Dwight Howard is a three-time Defensive Player of the Year, having last won the award in 2011. D-12 most recently anchored the seventh-ranked scoring defense with the Orlando Magic in 2011-12.
Considering the superior talent the Lakers possess in comparison to Orlando, one can only imagine that there is the potential for greater results.
Metta World Peace may not be the athlete he once was, but he happens to be the last perimeter player to win the Defensive Player of the Year award. That comes by prowess, patience and intelligence.
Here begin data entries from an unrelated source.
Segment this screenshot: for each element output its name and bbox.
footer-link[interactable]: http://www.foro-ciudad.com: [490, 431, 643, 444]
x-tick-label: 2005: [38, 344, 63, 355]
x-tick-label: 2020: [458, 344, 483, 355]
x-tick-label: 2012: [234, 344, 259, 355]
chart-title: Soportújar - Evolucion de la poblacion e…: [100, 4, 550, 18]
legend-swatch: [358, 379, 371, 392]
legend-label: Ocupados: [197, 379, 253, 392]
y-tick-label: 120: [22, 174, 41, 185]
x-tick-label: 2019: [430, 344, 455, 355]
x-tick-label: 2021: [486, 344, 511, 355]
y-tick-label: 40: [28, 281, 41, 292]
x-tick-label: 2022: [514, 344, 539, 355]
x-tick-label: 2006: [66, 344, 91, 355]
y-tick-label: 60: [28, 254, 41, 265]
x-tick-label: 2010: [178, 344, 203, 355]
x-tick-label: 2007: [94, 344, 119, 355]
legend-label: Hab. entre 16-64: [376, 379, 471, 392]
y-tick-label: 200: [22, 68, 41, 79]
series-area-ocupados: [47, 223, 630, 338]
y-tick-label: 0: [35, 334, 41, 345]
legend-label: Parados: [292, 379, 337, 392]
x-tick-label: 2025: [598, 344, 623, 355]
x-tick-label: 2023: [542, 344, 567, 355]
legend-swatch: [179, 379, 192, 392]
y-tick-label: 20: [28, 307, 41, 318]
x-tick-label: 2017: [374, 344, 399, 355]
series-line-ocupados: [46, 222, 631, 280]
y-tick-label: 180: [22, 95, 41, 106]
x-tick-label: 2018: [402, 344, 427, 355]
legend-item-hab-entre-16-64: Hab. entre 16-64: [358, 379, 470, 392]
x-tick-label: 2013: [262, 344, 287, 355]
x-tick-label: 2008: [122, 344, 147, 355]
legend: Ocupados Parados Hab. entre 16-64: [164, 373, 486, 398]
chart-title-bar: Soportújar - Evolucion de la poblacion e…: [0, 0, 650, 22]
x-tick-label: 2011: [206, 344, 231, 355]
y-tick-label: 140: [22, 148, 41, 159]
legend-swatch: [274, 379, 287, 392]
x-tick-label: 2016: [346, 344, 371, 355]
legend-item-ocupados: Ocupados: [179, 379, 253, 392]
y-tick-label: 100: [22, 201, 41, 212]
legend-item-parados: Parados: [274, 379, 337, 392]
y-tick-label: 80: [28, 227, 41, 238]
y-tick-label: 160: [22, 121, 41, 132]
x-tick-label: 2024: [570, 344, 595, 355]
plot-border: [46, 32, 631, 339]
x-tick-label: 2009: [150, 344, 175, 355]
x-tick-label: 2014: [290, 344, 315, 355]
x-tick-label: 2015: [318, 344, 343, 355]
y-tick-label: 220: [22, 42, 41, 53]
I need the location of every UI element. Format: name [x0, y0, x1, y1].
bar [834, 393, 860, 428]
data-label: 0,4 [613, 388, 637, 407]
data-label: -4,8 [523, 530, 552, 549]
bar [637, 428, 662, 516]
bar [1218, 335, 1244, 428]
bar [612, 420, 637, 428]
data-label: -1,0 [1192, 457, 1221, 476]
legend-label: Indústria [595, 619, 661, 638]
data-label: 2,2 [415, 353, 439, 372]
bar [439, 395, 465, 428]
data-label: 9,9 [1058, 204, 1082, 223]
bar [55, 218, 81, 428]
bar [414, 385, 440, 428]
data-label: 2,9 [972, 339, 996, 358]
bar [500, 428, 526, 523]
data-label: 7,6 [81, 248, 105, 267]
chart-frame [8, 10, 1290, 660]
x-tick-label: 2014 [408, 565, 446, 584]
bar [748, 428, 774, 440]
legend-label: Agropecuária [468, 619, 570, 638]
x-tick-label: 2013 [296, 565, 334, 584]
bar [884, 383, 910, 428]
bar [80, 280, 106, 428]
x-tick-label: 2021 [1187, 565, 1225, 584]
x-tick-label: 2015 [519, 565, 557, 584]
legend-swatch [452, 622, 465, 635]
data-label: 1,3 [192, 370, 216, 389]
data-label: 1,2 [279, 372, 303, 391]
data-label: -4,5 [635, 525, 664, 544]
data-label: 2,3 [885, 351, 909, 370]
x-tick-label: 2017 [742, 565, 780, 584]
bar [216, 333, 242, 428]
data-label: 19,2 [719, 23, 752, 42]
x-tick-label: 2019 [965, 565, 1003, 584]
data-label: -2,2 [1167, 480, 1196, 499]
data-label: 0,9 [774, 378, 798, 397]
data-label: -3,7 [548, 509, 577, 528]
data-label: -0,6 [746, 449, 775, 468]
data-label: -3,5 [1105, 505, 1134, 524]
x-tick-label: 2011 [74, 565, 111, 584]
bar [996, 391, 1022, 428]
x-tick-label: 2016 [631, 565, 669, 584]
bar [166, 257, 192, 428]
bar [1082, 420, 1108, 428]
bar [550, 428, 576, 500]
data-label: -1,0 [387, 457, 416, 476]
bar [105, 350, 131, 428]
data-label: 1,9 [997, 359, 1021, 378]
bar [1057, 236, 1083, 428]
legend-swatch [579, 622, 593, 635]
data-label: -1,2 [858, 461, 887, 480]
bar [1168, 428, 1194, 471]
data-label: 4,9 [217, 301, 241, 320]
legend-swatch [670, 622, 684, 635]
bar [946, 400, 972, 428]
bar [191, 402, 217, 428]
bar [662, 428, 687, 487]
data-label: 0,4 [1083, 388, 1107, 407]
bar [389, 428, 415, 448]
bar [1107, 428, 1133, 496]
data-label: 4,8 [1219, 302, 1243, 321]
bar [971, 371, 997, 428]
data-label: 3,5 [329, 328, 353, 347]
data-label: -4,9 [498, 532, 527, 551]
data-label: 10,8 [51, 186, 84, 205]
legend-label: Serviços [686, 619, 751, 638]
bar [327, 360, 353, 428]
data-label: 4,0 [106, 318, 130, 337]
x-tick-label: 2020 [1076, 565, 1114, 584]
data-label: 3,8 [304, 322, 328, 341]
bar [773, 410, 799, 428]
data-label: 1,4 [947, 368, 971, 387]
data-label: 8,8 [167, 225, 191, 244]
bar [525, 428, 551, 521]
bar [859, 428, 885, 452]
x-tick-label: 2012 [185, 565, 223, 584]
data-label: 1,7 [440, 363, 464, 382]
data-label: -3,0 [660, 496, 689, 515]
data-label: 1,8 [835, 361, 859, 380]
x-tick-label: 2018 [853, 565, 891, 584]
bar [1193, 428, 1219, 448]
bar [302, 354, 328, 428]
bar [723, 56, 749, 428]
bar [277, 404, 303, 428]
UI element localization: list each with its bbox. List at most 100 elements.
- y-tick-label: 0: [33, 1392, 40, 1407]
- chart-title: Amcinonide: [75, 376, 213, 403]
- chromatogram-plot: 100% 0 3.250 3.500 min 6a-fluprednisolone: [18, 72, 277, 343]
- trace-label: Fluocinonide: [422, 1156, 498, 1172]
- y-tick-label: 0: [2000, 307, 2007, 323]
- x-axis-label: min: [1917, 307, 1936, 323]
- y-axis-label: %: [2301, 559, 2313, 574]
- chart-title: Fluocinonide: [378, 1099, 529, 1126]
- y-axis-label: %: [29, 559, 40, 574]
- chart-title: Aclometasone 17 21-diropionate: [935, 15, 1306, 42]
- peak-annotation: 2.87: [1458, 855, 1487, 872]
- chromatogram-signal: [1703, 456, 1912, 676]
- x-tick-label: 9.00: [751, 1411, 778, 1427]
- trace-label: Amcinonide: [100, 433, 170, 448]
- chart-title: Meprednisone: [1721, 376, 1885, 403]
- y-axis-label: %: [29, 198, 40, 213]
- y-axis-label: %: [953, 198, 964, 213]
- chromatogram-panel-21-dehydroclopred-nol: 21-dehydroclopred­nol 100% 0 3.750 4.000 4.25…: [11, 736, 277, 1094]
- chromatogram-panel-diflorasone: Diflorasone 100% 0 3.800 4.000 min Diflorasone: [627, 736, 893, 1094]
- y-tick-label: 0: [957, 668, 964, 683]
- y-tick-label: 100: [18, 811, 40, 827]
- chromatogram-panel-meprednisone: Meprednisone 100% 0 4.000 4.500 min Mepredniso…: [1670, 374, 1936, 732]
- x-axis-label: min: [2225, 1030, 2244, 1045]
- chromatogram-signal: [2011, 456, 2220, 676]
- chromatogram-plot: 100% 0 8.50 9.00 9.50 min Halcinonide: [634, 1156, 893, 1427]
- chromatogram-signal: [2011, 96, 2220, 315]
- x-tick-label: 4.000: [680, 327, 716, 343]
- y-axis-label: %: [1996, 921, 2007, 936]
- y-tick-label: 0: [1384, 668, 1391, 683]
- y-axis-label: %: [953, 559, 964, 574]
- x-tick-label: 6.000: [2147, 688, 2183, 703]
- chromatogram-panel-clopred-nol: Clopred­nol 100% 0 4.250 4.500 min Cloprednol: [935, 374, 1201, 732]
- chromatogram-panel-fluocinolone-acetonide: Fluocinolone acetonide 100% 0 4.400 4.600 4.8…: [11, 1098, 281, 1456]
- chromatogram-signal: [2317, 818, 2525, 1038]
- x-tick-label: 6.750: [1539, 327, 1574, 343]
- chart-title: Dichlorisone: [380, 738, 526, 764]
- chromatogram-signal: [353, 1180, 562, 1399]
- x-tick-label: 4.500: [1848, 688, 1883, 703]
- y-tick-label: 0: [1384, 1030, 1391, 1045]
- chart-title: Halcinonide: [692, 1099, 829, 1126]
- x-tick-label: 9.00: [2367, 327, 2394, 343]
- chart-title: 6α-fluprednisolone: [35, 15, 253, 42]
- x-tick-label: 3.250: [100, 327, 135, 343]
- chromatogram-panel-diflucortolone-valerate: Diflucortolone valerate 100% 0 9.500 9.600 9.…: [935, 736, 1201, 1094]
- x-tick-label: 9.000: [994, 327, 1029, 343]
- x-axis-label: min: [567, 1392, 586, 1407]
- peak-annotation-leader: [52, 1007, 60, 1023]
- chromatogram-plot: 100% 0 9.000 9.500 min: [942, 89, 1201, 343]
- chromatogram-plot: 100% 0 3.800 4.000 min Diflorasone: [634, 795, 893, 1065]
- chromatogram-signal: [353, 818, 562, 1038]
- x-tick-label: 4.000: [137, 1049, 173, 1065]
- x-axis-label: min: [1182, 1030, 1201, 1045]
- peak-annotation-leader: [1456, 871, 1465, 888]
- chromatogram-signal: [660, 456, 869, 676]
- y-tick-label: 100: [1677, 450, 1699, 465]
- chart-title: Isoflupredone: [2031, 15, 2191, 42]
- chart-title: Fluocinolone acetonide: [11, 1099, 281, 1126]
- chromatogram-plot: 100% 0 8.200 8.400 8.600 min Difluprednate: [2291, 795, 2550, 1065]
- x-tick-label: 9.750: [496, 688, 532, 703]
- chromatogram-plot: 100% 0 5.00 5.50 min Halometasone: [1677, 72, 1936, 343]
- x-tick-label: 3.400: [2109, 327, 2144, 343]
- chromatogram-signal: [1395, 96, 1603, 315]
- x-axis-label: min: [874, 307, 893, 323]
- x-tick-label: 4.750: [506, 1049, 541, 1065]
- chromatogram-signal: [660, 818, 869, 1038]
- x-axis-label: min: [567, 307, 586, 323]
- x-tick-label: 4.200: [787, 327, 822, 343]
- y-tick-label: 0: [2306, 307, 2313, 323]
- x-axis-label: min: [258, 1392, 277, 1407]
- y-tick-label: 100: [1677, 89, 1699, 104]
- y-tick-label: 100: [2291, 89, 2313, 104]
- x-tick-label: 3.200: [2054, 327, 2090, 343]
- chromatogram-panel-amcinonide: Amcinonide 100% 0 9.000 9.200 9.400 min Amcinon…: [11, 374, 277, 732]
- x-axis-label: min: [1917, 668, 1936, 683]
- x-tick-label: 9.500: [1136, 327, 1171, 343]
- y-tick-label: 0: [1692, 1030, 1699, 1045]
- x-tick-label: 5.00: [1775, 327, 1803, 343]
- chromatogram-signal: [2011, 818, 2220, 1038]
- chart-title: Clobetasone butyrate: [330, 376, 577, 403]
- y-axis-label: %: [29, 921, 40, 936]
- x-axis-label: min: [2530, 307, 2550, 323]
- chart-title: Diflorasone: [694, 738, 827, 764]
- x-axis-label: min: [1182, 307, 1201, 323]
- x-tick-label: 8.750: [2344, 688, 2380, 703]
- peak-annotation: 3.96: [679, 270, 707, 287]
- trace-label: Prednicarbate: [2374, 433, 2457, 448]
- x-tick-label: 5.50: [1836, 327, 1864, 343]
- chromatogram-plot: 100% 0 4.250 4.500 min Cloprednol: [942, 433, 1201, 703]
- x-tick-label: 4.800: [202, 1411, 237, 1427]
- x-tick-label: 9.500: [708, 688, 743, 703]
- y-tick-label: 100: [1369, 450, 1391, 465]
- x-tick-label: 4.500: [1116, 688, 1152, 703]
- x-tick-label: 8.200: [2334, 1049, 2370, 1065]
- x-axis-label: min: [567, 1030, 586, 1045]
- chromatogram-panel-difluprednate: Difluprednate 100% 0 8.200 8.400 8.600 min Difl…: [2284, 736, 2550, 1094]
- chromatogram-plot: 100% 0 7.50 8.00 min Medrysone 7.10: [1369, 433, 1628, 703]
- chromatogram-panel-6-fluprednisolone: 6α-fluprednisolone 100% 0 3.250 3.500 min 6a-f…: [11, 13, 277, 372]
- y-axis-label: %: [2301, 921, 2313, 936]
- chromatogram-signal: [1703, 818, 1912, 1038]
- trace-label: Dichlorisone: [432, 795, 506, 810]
All traits MWP continues to display.
Furthermore, Kobe Bryant is a 12-time All-Defensive Team selection. He's made the first team nine times and second team on three separate occasions.
Although Kobe may have lost a step, he remains a force to be reckoned with as he defends on-ball.
With all of this being established, it is difficult to imagine the Lakers struggling defensively for the remainder of the season. Although there will need to be alteration in the coaching staff's strategy, the potential is there.
If nothing else, the Lakers have room for improvement from being a bottom-feeder to elite.